- Directed by: Krissanapong Rachata
- Written by: Piyaros Thongdee Napalee Nonthakorn Thaweesuk
- Produced by: Prachya Pinkaew Sukanya Vongsthapat Panna Rittikrai
- Starring: Johnny Trí Nguyễn Nantawooti Boonrapsap Sasisa Jindamanee Nawarat Techarathanap rasert Paytaai Wongkamlao Pimchanok Luevisadpaibul
- Release date: 5 May 2009 (Thailand);
- Running time: 90 minutes
- Country: Thailand
- Language: Thai
- Box office: $97,836

= Power Kids =

Power Kids (5 หัวใจฮีโร่) is a 2009 Thai action film directed by Krissanapong Rachata. The film is about a group of children who team up to fight against a group of terrorists who have seized the hospital moments before their friend is about to go in for surgery. The film grossed $97,836 in Thailand and was shown at several film festivals across North America.

==Release==
Power Kids was released in Thailand on March 5, 2009. On its opening week, Power Kids was the fourth-highest-grossing film earning $54,715. The film earned a total of $97,836 on its theatrical run in Thailand and earned $259,677 worldwide.

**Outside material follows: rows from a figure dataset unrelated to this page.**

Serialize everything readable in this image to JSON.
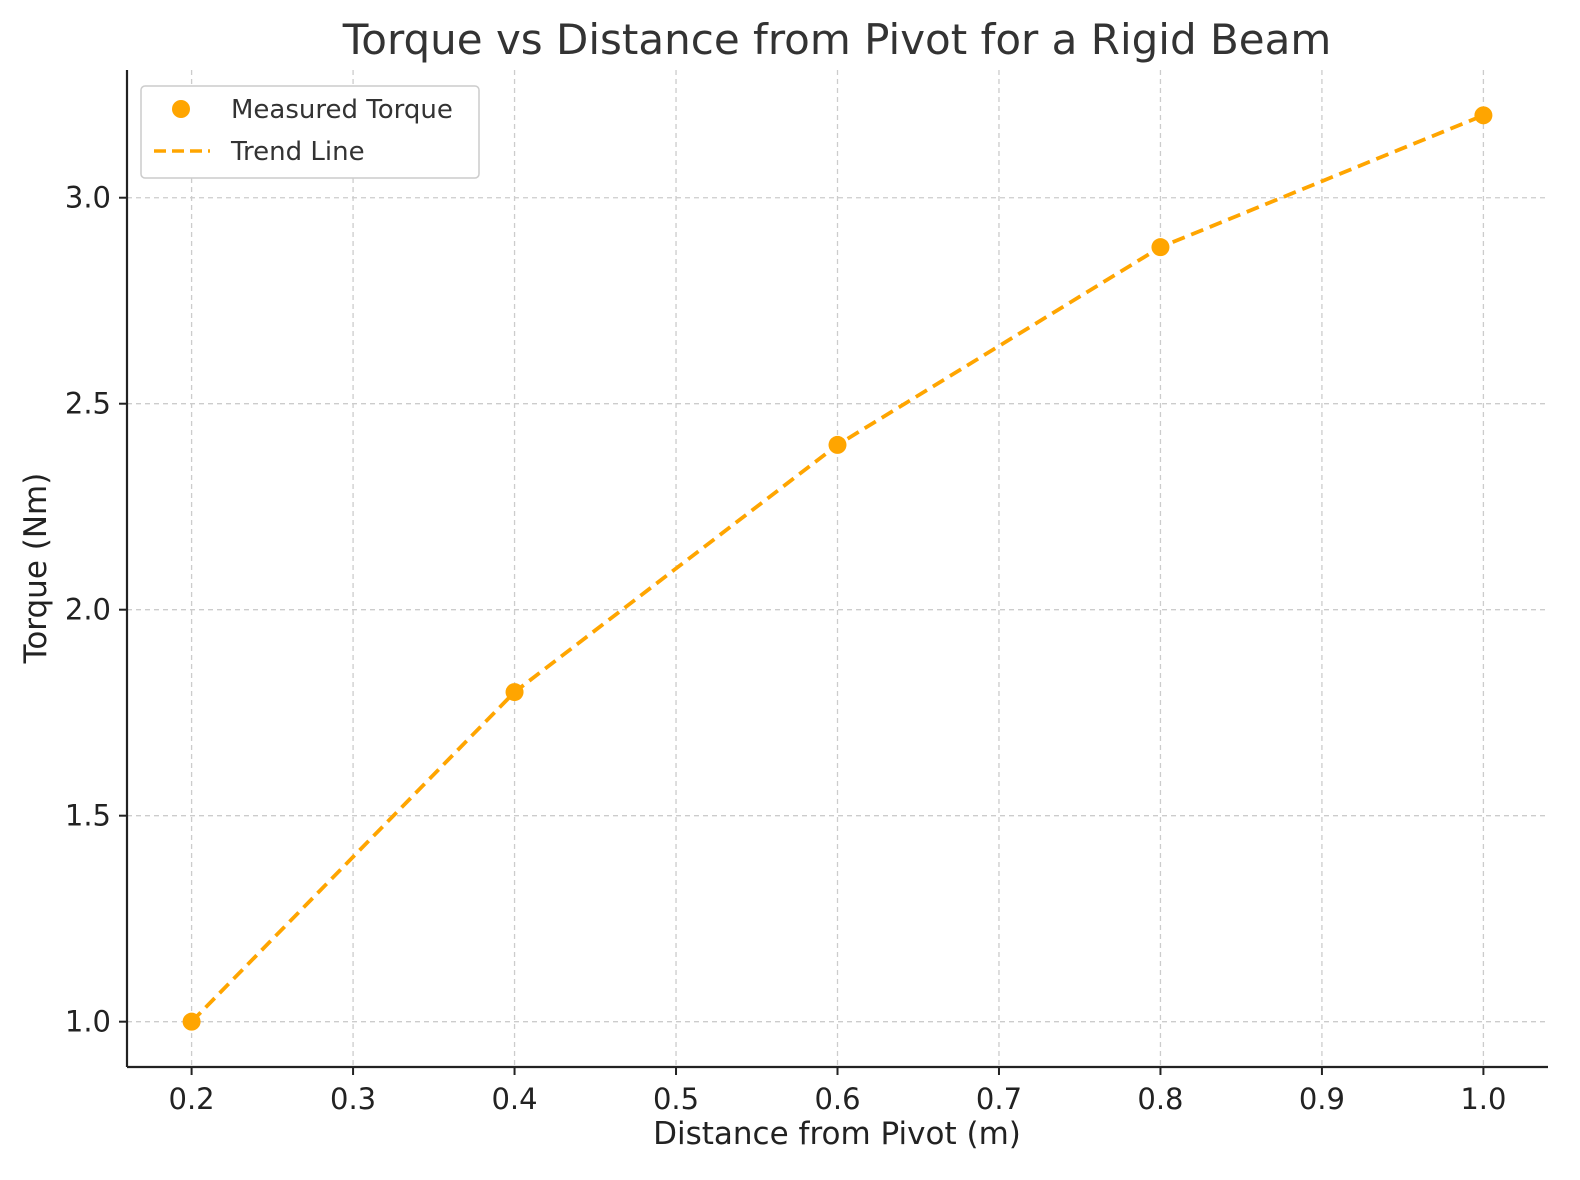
{
  "chart_data": {
    "type": "line",
    "title": "Torque vs Distance from Pivot for a Rigid Beam",
    "xlabel": "Distance from Pivot (m)",
    "ylabel": "Torque (Nm)",
    "xlim": [
      0.16,
      1.04
    ],
    "ylim": [
      0.89,
      3.31
    ],
    "xticks": [
      0.2,
      0.3,
      0.4,
      0.5,
      0.6,
      0.7,
      0.8,
      0.9,
      1.0
    ],
    "xtick_labels": [
      "0.2",
      "0.3",
      "0.4",
      "0.5",
      "0.6",
      "0.7",
      "0.8",
      "0.9",
      "1.0"
    ],
    "yticks": [
      1.0,
      1.5,
      2.0,
      2.5,
      3.0
    ],
    "ytick_labels": [
      "1.0",
      "1.5",
      "2.0",
      "2.5",
      "3.0"
    ],
    "grid": true,
    "legend_position": "top-left",
    "series": [
      {
        "name": "Measured Torque",
        "kind": "scatter",
        "color": "#FFA500",
        "x": [
          0.2,
          0.4,
          0.6,
          0.8,
          1.0
        ],
        "y": [
          1.0,
          1.8,
          2.4,
          2.88,
          3.2
        ]
      },
      {
        "name": "Trend Line",
        "kind": "dashed-line",
        "color": "#FFA500",
        "x": [
          0.2,
          0.4,
          0.6,
          0.8,
          1.0
        ],
        "y": [
          1.0,
          1.8,
          2.4,
          2.88,
          3.2
        ]
      }
    ]
  }
}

Power Kids had its North American debut at the Fantasia Festival on July 12, 2009. The film had its American premiere at ActionFest in 2010.
The film was shown at the New York Asian Film Festival On July 3, 2010. Power Kids was released on DVD and Blu-ray on June 8, 2010 in North America. Bonus features on the disc include a making of the film short and a making of short.

==Cast==
- Nantawooti Boonrapsap as Wut
- Sasisa Jindamanee as Kat
- Paytaaai Wongkamlao as Pong
- Nawarat Techarathanaprasert as Jib
- Pimchanok Luevisadpaibul as Buru
- Johnny Trí Nguyễn as Terrorist Leader
- Arunya Pawilai as Lek
- Richard William Lord as Drunk Bully
- Conan Stevens as Ambassadors Bodyguard

==Reception==
Twitch Film gave the film a mixed review, referring to it as "a kids' film that has no business being seen by children" and "At the same, it's filled with so many insane action beats that I'd feel remiss in not recommending it." Kung Fu Cinema criticized the movie for having inappropriate content matter for a children's movie.